Weldon, riding on the other side, nodded to me in quiet content: "Now all she lacked she may have, Renault," he said, smiling. "All will be well, thank God! Let her sleep!"

She heard him, watching me as I rode beside her.

"It was only you I lacked, Carus," she murmured dreamily; and, smiling, fell into a deep, sweet sleep.

Then, as we rode into the first outlying farms, men and women came to their gates, calling out to us in their Low Dutch jargon, and at first I scarce heeded them as I rode, so stunned with joy was I to see her sleeping there in the sunlight, and her white, cool skin and her mouth soft and moist.

Gun on gun shook the air with swift concussion. The pleasant Dutch bells swung aloft in mellow harmony. Suddenly, far behind where our infantry moved in column, I heard cheer on cheer burst forth, and the horns and fifes in joyous fanfare, echoed by the solid outbreak of the drums.

"What are they cheering for, mother?" I asked an old Dutch dame who waved her kerchief at us.

"For Willett and for George the Virginian, sir," she said, dimpling and dropping me a courtesy.

"George the Virginian?" I asked, wondering. "Do you mean his Excellency?"

And still she dimpled and nodded and bobbed her white starched cap, and I made nothing of what she said until I heard men shouting, "Yorktown!" and "The war ends! Hurrah!"

"Hurrah! Hurrah!" shouted a mounted officer, spurring past us up the hill; "Butler's dead, and Cornwallis is taken!"

"Taken?" I repeated incredulously.

The booming guns were my answer.

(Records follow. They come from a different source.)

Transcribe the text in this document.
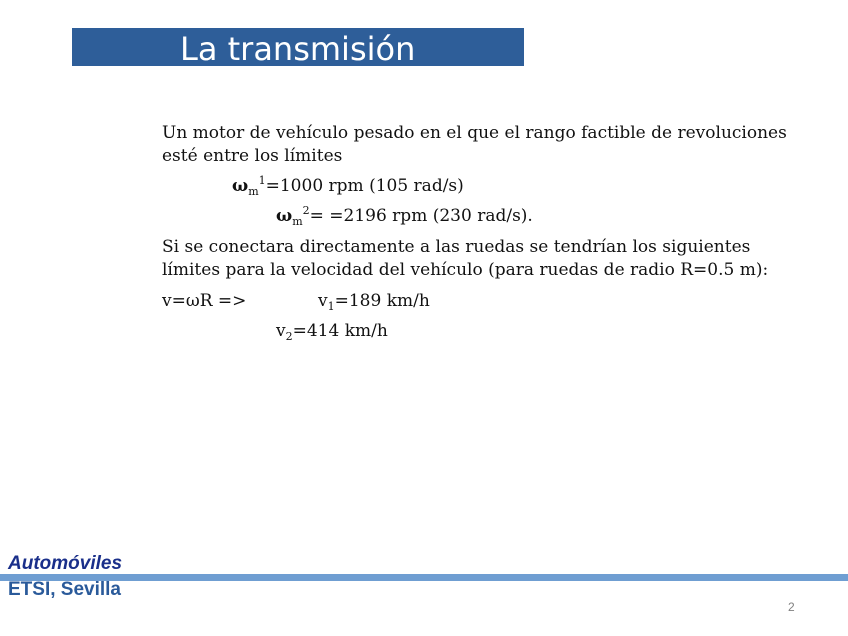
La transmisión
Un motor de vehículo pesado en el que el rango factible de revoluciones
esté entre los límites
$\omega_m^1=1000$ rpm (105 rad/s)
$\omega_m^2= =2196$ rpm (230 rad/s).
Si se conectara directamente a las ruedas se tendrían los siguientes
límites para la velocidad del vehículo (para ruedas de radio R=0.5 m):
v=ωR =>	$v_1=189$ km/h
$v_2=414$ km/h
Automóviles
ETSI, Sevilla
2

High against the blue a jeweled ensign fluttered, silver, azure and blood red, its staff and halyards wrapped in writhing jets of snow-white smoke flying upward from the guns.

I rode toward it, cap in hand, head raised, awed in the presence of God's own victory! The shouting streets echoed and reechoed as we passed between packed ranks of townspeople; cheers, the pealing music of the bells, the thunderous shock of the guns grew to a swimming, dreamy sound, through which the flag fluttered on high, crowned with the golden nimbus of the sun!

"Carus!"

"Ah, sweetheart, did they wake you? Sleep on; the war is over!" I whispered, bending low above her. "Now indeed is all well with the world, and fit once more for you to live in."